Grade 10 SCIENCE | Quarter 4 Module 2 | Kinetic Molecular Theory, Avogadro's Law and Ideal Gas Law

Kinetic Molecular Theory (KMT)

Definition: KMT helps explain how gases behave at the tiny, molecular level.

Key Points:

• Molecular Composition: Gases are made up of molecules that are far apart.

• Molecular Motion: Molecules move around randomly and bump into each other without losing energy, like balls in a game.

• Negligible Intermolecular Forces: The tiny forces between gas molecules are very weak, making calculations easier.

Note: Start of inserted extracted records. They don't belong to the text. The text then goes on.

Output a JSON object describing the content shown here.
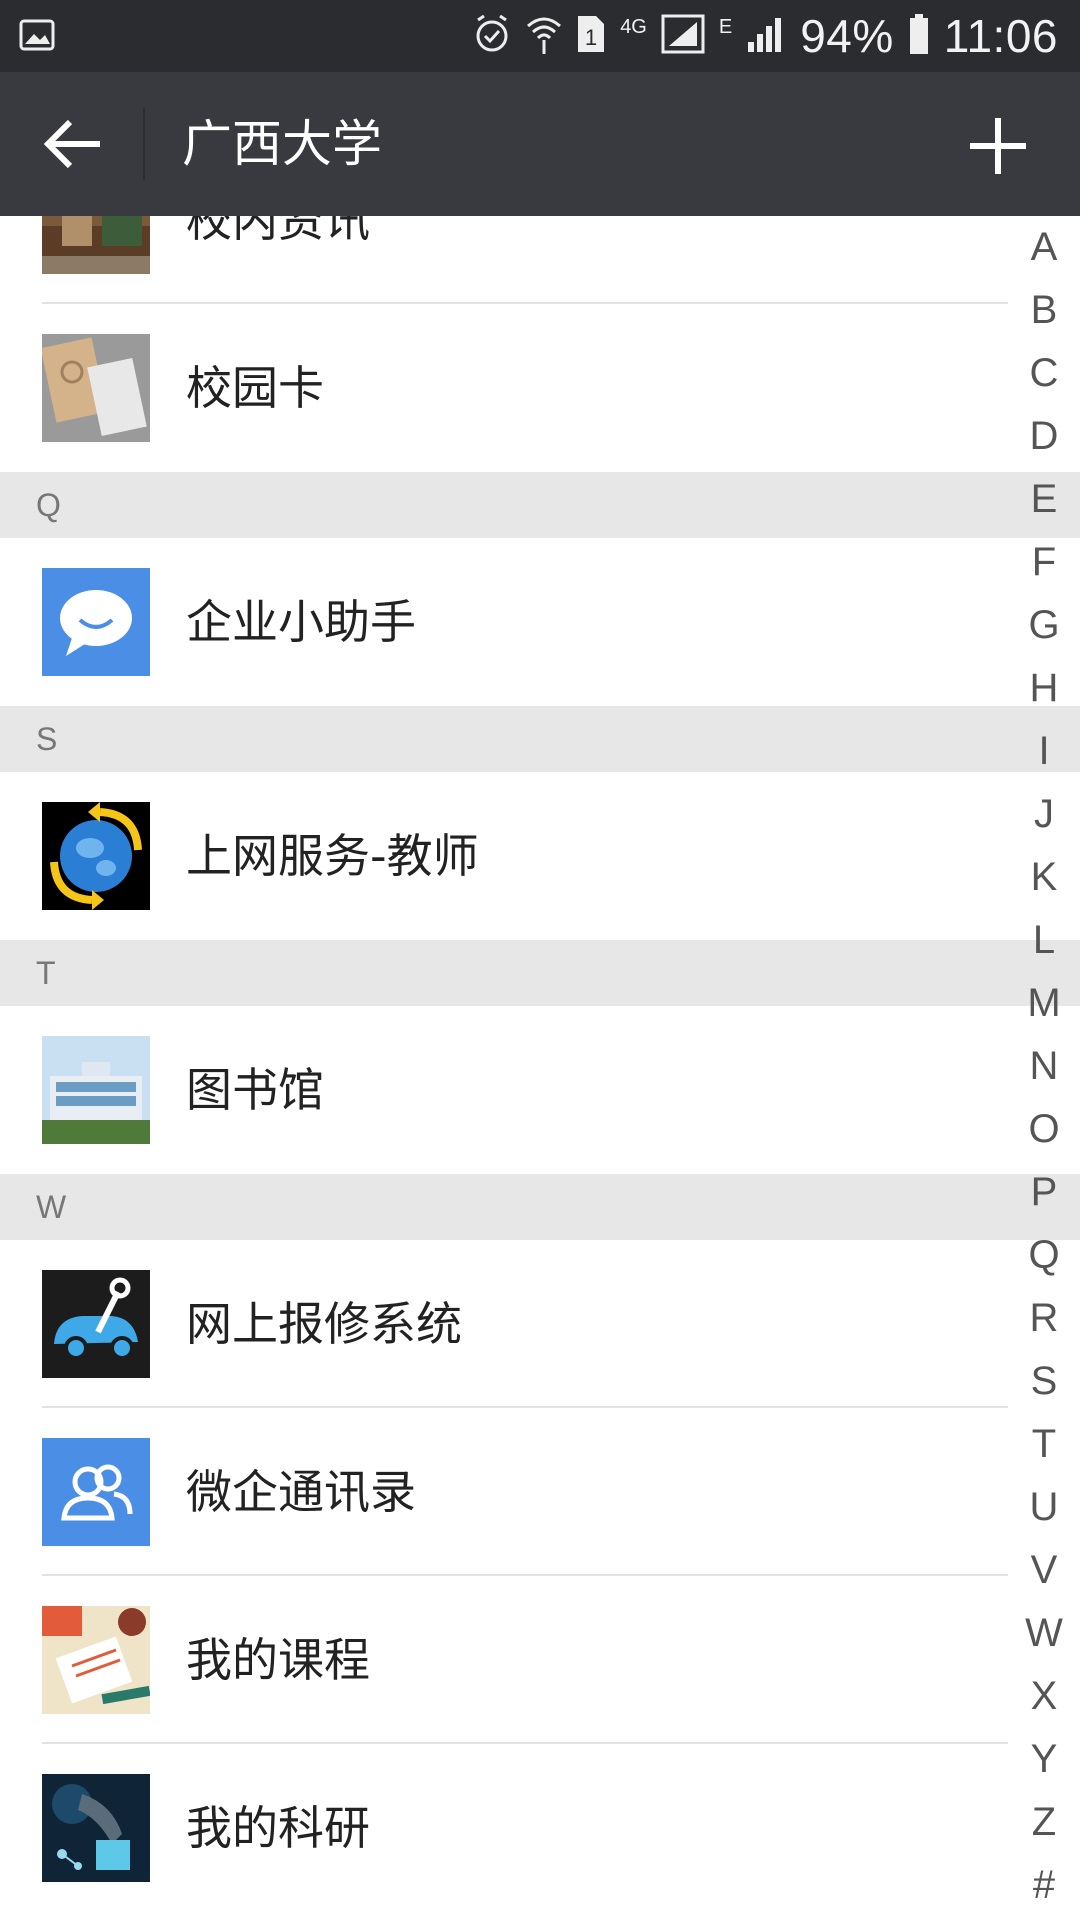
{
  "status_bar": {
    "network_type": "4G",
    "edge_label": "E",
    "battery": "94%",
    "time": "11:06",
    "icons": [
      "gallery-icon",
      "alarm-icon",
      "wifi-icon",
      "sim1-icon",
      "signal-icon",
      "battery-icon"
    ]
  },
  "title_bar": {
    "title": "广西大学",
    "back_icon": "arrow-left-icon",
    "add_icon": "plus-icon"
  },
  "list": {
    "items_top": [
      {
        "label": "校内资讯",
        "icon": "campus-photo"
      },
      {
        "label": "校园卡",
        "icon": "card-photo"
      }
    ],
    "sections": [
      {
        "letter": "Q",
        "items": [
          {
            "label": "企业小助手",
            "icon": "chat-bubble-icon"
          }
        ]
      },
      {
        "letter": "S",
        "items": [
          {
            "label": "上网服务-教师",
            "icon": "globe-icon"
          }
        ]
      },
      {
        "letter": "T",
        "items": [
          {
            "label": "图书馆",
            "icon": "library-photo"
          }
        ]
      },
      {
        "letter": "W",
        "items": [
          {
            "label": "网上报修系统",
            "icon": "repair-icon"
          },
          {
            "label": "微企通讯录",
            "icon": "contacts-icon"
          },
          {
            "label": "我的课程",
            "icon": "curriculum-photo"
          },
          {
            "label": "我的科研",
            "icon": "research-photo"
          }
        ]
      }
    ]
  },
  "alphabet_index": [
    "A",
    "B",
    "C",
    "D",
    "E",
    "F",
    "G",
    "H",
    "I",
    "J",
    "K",
    "L",
    "M",
    "N",
    "O",
    "P",
    "Q",
    "R",
    "S",
    "T",
    "U",
    "V",
    "W",
    "X",
    "Y",
    "Z",
    "#"
  ],
  "colors": {
    "status_bar": "#2b2c30",
    "title_bar": "#393a3f",
    "section_header": "#e7e7e7",
    "accent_blue": "#4a8ee6"
  }
}
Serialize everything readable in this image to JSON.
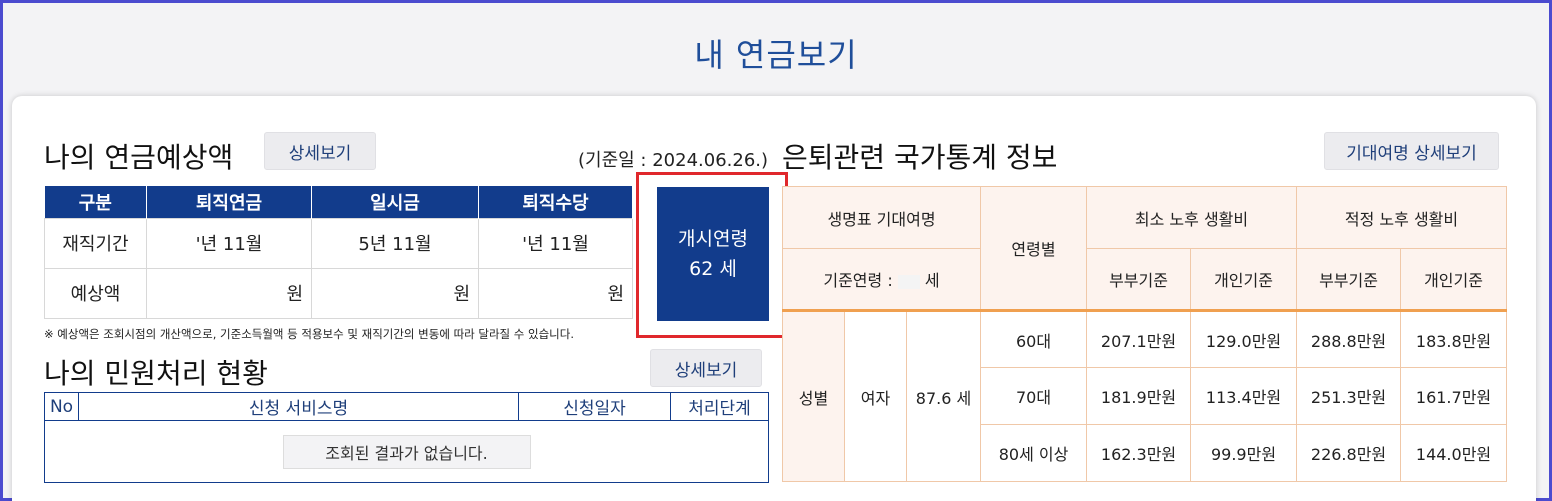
{
  "page": {
    "title": "내 연금보기"
  },
  "pension": {
    "title": "나의 연금예상액",
    "detail_button": "상세보기",
    "base_date": "(기준일 : 2024.06.26.)",
    "headers": [
      "구분",
      "퇴직연금",
      "일시금",
      "퇴직수당"
    ],
    "service_label": "재직기간",
    "service_values": [
      "'년 11월",
      "5년 11월",
      "'년 11월"
    ],
    "amount_label": "예상액",
    "amount_unit": "원",
    "start_age_label": "개시연령",
    "start_age_value": "62 세",
    "note": "※ 예상액은 조회시점의 개산액으로, 기준소득월액 등 적용보수 및 재직기간의 변동에 따라 달라질 수 있습니다."
  },
  "civil": {
    "title": "나의 민원처리 현황",
    "detail_button": "상세보기",
    "headers": [
      "No",
      "신청 서비스명",
      "신청일자",
      "처리단계"
    ],
    "empty_message": "조회된 결과가 없습니다."
  },
  "stats": {
    "title": "은퇴관련 국가통계 정보",
    "detail_button": "기대여명 상세보기",
    "life_table_header": "생명표 기대여명",
    "base_age_label": "기준연령 :",
    "base_age_unit": "세",
    "age_group_header": "연령별",
    "min_cost_header": "최소 노후 생활비",
    "proper_cost_header": "적정 노후 생활비",
    "couple_label": "부부기준",
    "individual_label": "개인기준",
    "gender_label": "성별",
    "gender_value": "여자",
    "life_expectancy": "87.6 세",
    "rows": [
      {
        "age": "60대",
        "min_couple": "207.1만원",
        "min_indiv": "129.0만원",
        "proper_couple": "288.8만원",
        "proper_indiv": "183.8만원"
      },
      {
        "age": "70대",
        "min_couple": "181.9만원",
        "min_indiv": "113.4만원",
        "proper_couple": "251.3만원",
        "proper_indiv": "161.7만원"
      },
      {
        "age": "80세 이상",
        "min_couple": "162.3만원",
        "min_indiv": "99.9만원",
        "proper_couple": "226.8만원",
        "proper_indiv": "144.0만원"
      }
    ]
  },
  "colors": {
    "navy": "#123c8c",
    "frame": "#4b4bcf",
    "highlight": "#e0282c",
    "stats_border": "#f0a050"
  }
}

• Kinetic Energy and Temperature Relationship: The average energy of gas molecules relates to temperature—faster molecules mean higher temperatures, slower ones mean lower temperatures.

Gas Laws

Avogadro's Law

Overview: This law connects the number of gas molecules to its volume. They are directly proportional if pressure and temperature stay the same.

Formula: V1/N1 = V2/N2 (V is volume, N is moles).

Examples:

• Example 1: If 1.2 L of gas has 0.07 moles (this is V1 and N1), then in a 20 L volume (V2), there would be about 1.17 moles.

• Example 2: For 47.6 moles in 3.80 L, if we want to find the volume for 73 moles, it results in approximately 5.83 L.

Ideal Gas Law

Definition: This law combines different gas laws into one: PV = nRT. Where:

• P = pressure (in atm)

• V = volume (in liters)

• n = number of moles

• R = universal gas constant (0.0821 L·atm/mol·K)

• T = temperature (in Kelvin)

Important: Use correct units for each variable to get accurate results!

Examples:

• Example 1: If P = 2.9 atm, V = 6.5 L, and T = 27°C (which is 300.15 K), then n is around 0.76 moles.

• Example 2: For 0.654 moles of neon gas in 15.2 L at 1.95 atm, using the ideal gas law gives a temperature of about 552 K.

Conclusion

Summary: Knowing KMT helps understand how gases act. Avogadro's law and the ideal gas law give us easy formulas to relate gas properties.